I once pushed myself so hard that I collapsed and almost didn’t get up again.
But instead, I got sick, very sick. Sick enough to spend the majority of three years in bed. Sick enough that I and no one else knew how to get me better.
In the first few years of my experience with this illness, I went to dozens of doctors, naturopaths, shamans, healers, energy workers and, really, anyone who I thought might be able to help me regain my health.
The sickness I had, had started with a stomach infection I contracted in Mexico. This infection caused my body to develop two long-term conditions: chronic fatigue and fibromyalgia.
Many doctors and specialists told me that there wasn’t a cure for what I had. They said I would have to learn to live with the chronic, radiating pain and the exhaustion that kept me in bed most days.
I was told this at the age of 29.
Because I have never been one to adhere to given labels, receiving a diagnosis like this was not an option.
After the doctors gave up trying to help me, I realized it was up to me to figure out how to help myself. I embarked on a daily, hourly and minute-by-minute inner and outer journey to discover what it would take to heal myself.
This was the most serious souls searching I had ever done.
One of the things I discovered was that something was missing from my life. I was missing some force and power. Because of this, I was never replenishing.
I was pushing but I was never allowing myself to receive.
Through detective work into my own psyche, I learned that in order to receive, I had to be soft and open enough to allow others and the world to support me. Receiving was about accepting nourishment and creating of something new. It was about the nature of the feminine.
I was not comfortable with being this way at all.
I had been running hard, pushing fast and striving into the future when I got sick. In living this forward motion, I had been turning away from a natural power that I didn’t understand. I thought I needed to grab strength outside of myself and couldn’t imagine that power could actually be created within.
When I looked at our world I saw that I was not the only one who was missing this natural power—it was absent from the scriptures of our culture too.
The feminine was missing and she was calling.
I realized that I had been ignoring one half of myself completely. Growing up in North America, I had cultivated my masculine side. It was the focus of how I was taught to get things done.
“Push through it. Strive for it. Work hard.”
How could I be well, with only one piece of my whole?
We learned to conceal the feminine long ago, because her strength had begun to frighten us. It threatened people so much that we had started to turn on our goddesses, lovers, sisters, mothers and healers with violence and in fear.
The feminine was hidden from the world at that time, for good reason.
I decided to begin reveling the goddess to myself again—she’d become, over the centuries one of our societies biggest secrets.
So, I tried to embrace what I knew of the feminine—to be honest, it was hard to recall.
I tried to become softer and more receptive and allow things to support me. In this moment I noticed the chair I was sitting in was propping me up and that the house I was inside was sheltering me.
I tried to be less of an individual and more a part of the collective, because this was a part of the feminine way.
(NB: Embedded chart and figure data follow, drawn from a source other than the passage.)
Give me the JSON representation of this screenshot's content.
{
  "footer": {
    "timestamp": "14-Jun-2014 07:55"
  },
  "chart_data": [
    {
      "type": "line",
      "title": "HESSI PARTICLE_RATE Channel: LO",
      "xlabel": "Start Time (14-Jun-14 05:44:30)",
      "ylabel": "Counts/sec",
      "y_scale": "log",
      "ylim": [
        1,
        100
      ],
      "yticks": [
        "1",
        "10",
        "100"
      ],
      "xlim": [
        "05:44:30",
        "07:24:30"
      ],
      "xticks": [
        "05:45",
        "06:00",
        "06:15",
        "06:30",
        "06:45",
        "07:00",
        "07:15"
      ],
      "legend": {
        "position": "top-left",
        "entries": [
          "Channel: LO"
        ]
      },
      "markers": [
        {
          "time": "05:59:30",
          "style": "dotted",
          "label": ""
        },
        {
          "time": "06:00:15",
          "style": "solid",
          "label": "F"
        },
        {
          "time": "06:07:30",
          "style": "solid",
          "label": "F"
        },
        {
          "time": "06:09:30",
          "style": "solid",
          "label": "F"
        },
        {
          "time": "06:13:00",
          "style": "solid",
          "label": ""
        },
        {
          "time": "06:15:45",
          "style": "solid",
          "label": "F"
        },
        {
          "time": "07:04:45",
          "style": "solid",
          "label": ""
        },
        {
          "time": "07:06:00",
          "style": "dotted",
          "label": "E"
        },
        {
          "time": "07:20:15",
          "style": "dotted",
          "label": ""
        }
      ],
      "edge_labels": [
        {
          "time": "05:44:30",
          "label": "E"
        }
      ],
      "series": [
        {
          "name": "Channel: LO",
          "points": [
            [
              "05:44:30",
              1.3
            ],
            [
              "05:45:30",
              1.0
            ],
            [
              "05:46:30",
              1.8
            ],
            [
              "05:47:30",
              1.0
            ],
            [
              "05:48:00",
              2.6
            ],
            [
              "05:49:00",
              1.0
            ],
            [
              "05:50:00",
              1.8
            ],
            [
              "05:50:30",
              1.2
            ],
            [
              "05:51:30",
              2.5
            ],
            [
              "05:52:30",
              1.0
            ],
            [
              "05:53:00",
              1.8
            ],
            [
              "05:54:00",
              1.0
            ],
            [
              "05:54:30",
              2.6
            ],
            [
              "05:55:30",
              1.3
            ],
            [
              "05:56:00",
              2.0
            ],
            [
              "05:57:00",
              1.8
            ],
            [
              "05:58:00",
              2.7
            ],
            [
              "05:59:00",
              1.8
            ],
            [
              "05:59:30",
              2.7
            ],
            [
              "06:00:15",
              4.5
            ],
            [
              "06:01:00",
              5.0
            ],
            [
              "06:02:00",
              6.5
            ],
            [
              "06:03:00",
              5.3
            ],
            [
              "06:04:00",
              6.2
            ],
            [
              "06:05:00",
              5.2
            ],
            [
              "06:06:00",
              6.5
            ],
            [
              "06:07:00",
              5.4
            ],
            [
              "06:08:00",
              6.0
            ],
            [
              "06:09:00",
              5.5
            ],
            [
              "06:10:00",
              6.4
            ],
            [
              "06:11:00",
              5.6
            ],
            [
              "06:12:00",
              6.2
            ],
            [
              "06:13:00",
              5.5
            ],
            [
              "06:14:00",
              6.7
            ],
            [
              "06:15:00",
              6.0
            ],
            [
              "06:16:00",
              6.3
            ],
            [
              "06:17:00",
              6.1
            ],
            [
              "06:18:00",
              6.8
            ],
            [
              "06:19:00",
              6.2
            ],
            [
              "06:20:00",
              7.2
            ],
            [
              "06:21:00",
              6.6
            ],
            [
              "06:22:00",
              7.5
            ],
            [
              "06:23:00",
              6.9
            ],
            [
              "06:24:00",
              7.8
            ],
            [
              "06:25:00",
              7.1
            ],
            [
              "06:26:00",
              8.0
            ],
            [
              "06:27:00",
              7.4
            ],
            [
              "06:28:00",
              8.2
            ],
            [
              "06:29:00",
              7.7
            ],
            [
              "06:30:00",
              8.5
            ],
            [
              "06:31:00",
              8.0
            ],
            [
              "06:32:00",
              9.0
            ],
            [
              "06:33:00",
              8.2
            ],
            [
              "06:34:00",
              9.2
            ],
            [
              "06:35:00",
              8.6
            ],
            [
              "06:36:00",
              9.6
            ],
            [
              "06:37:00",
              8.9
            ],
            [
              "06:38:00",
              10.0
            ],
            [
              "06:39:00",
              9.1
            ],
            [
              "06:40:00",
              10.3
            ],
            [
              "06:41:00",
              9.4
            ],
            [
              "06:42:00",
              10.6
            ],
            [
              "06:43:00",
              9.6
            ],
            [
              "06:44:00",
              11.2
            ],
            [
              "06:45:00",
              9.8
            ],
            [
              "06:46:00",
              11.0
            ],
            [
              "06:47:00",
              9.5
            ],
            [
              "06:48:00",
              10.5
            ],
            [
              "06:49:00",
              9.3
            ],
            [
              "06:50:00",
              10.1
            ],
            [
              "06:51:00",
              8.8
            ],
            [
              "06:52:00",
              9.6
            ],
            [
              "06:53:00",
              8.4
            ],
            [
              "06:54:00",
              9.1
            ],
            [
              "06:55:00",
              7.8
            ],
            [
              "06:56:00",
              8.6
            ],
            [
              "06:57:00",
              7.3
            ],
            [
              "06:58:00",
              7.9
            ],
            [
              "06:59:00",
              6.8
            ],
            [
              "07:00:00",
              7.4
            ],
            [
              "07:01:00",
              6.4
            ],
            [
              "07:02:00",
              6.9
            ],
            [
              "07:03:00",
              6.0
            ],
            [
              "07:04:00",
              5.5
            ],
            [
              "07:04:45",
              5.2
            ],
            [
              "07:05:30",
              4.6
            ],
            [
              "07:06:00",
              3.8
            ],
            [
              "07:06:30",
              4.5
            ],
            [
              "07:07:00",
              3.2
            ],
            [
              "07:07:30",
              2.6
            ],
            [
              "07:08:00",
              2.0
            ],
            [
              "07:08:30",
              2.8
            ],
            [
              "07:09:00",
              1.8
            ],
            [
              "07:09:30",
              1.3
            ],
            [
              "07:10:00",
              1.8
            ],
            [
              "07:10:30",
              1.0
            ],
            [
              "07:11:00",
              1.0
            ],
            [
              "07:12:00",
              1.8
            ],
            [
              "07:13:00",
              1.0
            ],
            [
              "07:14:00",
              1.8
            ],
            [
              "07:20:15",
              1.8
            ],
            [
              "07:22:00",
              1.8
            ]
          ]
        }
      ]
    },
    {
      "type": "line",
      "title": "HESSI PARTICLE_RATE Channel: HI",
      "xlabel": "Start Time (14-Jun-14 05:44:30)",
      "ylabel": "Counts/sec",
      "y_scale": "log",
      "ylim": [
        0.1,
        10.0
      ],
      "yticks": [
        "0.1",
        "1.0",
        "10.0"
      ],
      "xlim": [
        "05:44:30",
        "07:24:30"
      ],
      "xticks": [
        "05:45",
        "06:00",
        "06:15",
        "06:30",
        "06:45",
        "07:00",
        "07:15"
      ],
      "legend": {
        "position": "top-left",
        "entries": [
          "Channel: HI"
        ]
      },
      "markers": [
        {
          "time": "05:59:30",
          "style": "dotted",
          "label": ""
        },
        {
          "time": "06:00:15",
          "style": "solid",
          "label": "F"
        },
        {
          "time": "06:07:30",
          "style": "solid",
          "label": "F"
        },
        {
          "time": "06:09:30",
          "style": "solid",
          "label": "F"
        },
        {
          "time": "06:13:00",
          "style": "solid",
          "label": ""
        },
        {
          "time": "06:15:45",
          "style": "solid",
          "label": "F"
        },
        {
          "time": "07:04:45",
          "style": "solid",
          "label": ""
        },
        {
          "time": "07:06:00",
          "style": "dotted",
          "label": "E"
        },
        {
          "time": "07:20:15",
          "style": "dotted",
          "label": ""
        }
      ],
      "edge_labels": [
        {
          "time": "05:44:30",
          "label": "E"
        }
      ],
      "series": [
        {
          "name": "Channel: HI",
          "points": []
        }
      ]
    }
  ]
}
I began thinking of my interactions with people and the world as collaborations rather than something I needed to lead.
I started wearing red lipstick and more dresses.
As I made these changes, something happened in me. I uncovered a flame in my core that began to grow. As I received more than I pushed away, I felt a solidness that I hadn’t known before.
A certainty was coming from my softening and my health got a little better too.
But it wasn’t magic. It was a lot of hard work to completely change the way I moved in the world. I knew, that it was only a beginning.
I discovered the feminine in my longing for creation. So I created as much as I could, whenever I could, with the energy that I had. This mostly meant writing, horizontally from my bed. It, nonetheless, fanned a new flame.
I also decided that the feminine is about intimacy, so I began touching my body, moving it and shaking it whenever possible, even though it still hurt like hell to do it.
I was relearning balance.
I was beginning to replenish.
We used to live the feminine in every cell of our bodies. We used to make temples, ceremonies and daily offerings to her greatness.
It was time to bring my feminine out of hiding. By scattering her to the wind, I had sacrificed my health and my wholeness.
I saw that the world had done this too.
So I started to pray:
“Let me be full. Let me be so full of the feminine that I are bursting. Then, let me become more full, even still. “
It was the tender and fierce light of creation that I needed to illuminate my sky.
I decided then, that I would let the feminine fill up my bucket, my heart and soul.
I wanted to get so full again that I was bursting.
I had to become what we had lost centuries ago. I had to become the medicine woman, the priestess, the healer, the lover, the dancer and the great creator.
This was how I would heal after the doctors had given up trying.
“Let me be bold. Let me be big and let us be so full that I am bursting.”
Whole and overflowing is what I wanted back.
And so the return of my feminine began. She had called because she was the one with the capacity to replenish me.
I have an inkling, she is the one with the capacity to replenish us all.